Jeff Masterman

Personal information
- Full name: Jeffrey Masterman
- Born: 25 April 1957 (age 69) Kurri Kurri, New South Wales, Australia

Playing information
- Position: Hooker
Club
| Years | Team | Pld | T | G | FG | P |
| 19??–?? | Kurri Kurri | 97 |  |  |  |  |
| 1981–85 | Easts (Sydney) | 70 | 9 | 0 | 0 | 31 |
|  | Total | 167 | 9 | 0 | 0 | 31 |
Representative
| Years | Team | Pld | T | G | FG | P |
| 1981 | New South Wales | 2 | 0 | 0 | 0 | 0 |
| 1981 | Australia | 2 | 1 | 0 | 0 | 3 |
- Source:

= Jeff Masterman =

Australia international rugby league footballer

Jeff Masterman is an Australian former professional rugby league footballer who played in the 1970s and 1980s. He played for the Eastern Suburbs.

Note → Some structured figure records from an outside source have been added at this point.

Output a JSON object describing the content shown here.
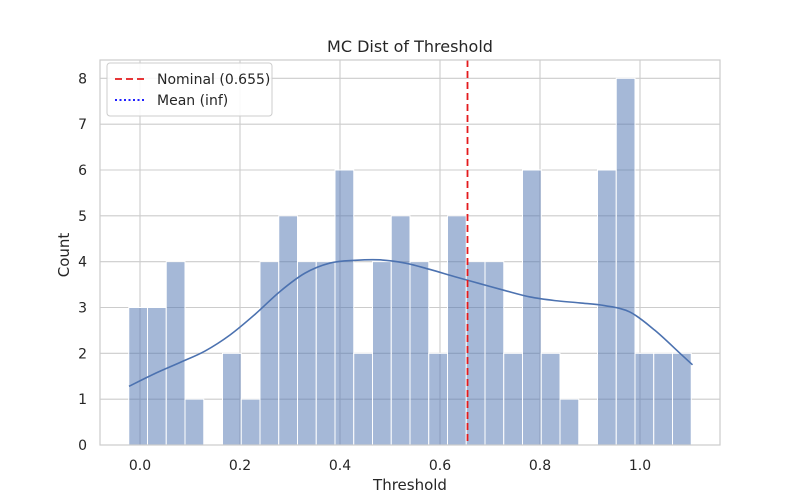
{
  "chart_data": {
    "type": "bar",
    "title": "MC Dist of Threshold",
    "xlabel": "Threshold",
    "ylabel": "Count",
    "xlim": [
      -0.08,
      1.16
    ],
    "ylim": [
      0,
      8.4
    ],
    "xticks": [
      0.0,
      0.2,
      0.4,
      0.6,
      0.8,
      1.0
    ],
    "xtick_labels": [
      "0.0",
      "0.2",
      "0.4",
      "0.6",
      "0.8",
      "1.0"
    ],
    "yticks": [
      0,
      1,
      2,
      3,
      4,
      5,
      6,
      7,
      8
    ],
    "ytick_labels": [
      "0",
      "1",
      "2",
      "3",
      "4",
      "5",
      "6",
      "7",
      "8"
    ],
    "grid": true,
    "legend_position": "top-left",
    "bins": {
      "start": -0.0225,
      "width": 0.0375,
      "counts": [
        3,
        3,
        4,
        1,
        0,
        2,
        1,
        4,
        5,
        4,
        4,
        6,
        2,
        4,
        5,
        4,
        2,
        5,
        4,
        4,
        2,
        6,
        2,
        1,
        0,
        6,
        8,
        2,
        2,
        2
      ]
    },
    "kde": {
      "x": [
        -0.022,
        0.03,
        0.08,
        0.13,
        0.18,
        0.23,
        0.28,
        0.33,
        0.38,
        0.43,
        0.48,
        0.53,
        0.58,
        0.63,
        0.68,
        0.73,
        0.78,
        0.83,
        0.88,
        0.93,
        0.98,
        1.03,
        1.08,
        1.105
      ],
      "y": [
        1.28,
        1.56,
        1.8,
        2.05,
        2.4,
        2.85,
        3.35,
        3.75,
        3.97,
        4.03,
        4.04,
        3.97,
        3.83,
        3.67,
        3.52,
        3.37,
        3.23,
        3.15,
        3.1,
        3.04,
        2.9,
        2.5,
        2.0,
        1.75
      ]
    },
    "reference_lines": [
      {
        "label": "Nominal (0.655)",
        "x": 0.655,
        "color": "#e41a1c",
        "style": "dashed"
      },
      {
        "label": "Mean (inf)",
        "x": null,
        "color": "#0000ff",
        "style": "dotted"
      }
    ],
    "colors": {
      "bar_fill": "#4c72b0",
      "bar_opacity": 0.5,
      "kde_line": "#4c72b0",
      "grid": "#cccccc",
      "axes": "#cccccc"
    }
  }
}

Originally from Kurri Kurri, New South Wales, Jeff Masterman made an immediate impact in his debut season at the Sydney Roosters in 1981, winning the Dally M Rookie of the year and the Dally M hooker of the year. He also gained selection for the New South Wales rugby league team and the Australia – playing two test matches against France in 1981. He is listed on the Australian Rugby League Players Register as Kangaroo No.532. He played four seasons with the Sydney Roosters between 1981-1983 and 1985, before injuries ended his career prematurely. In 2010 he was named in Kurri Rugby League Club's team of the century.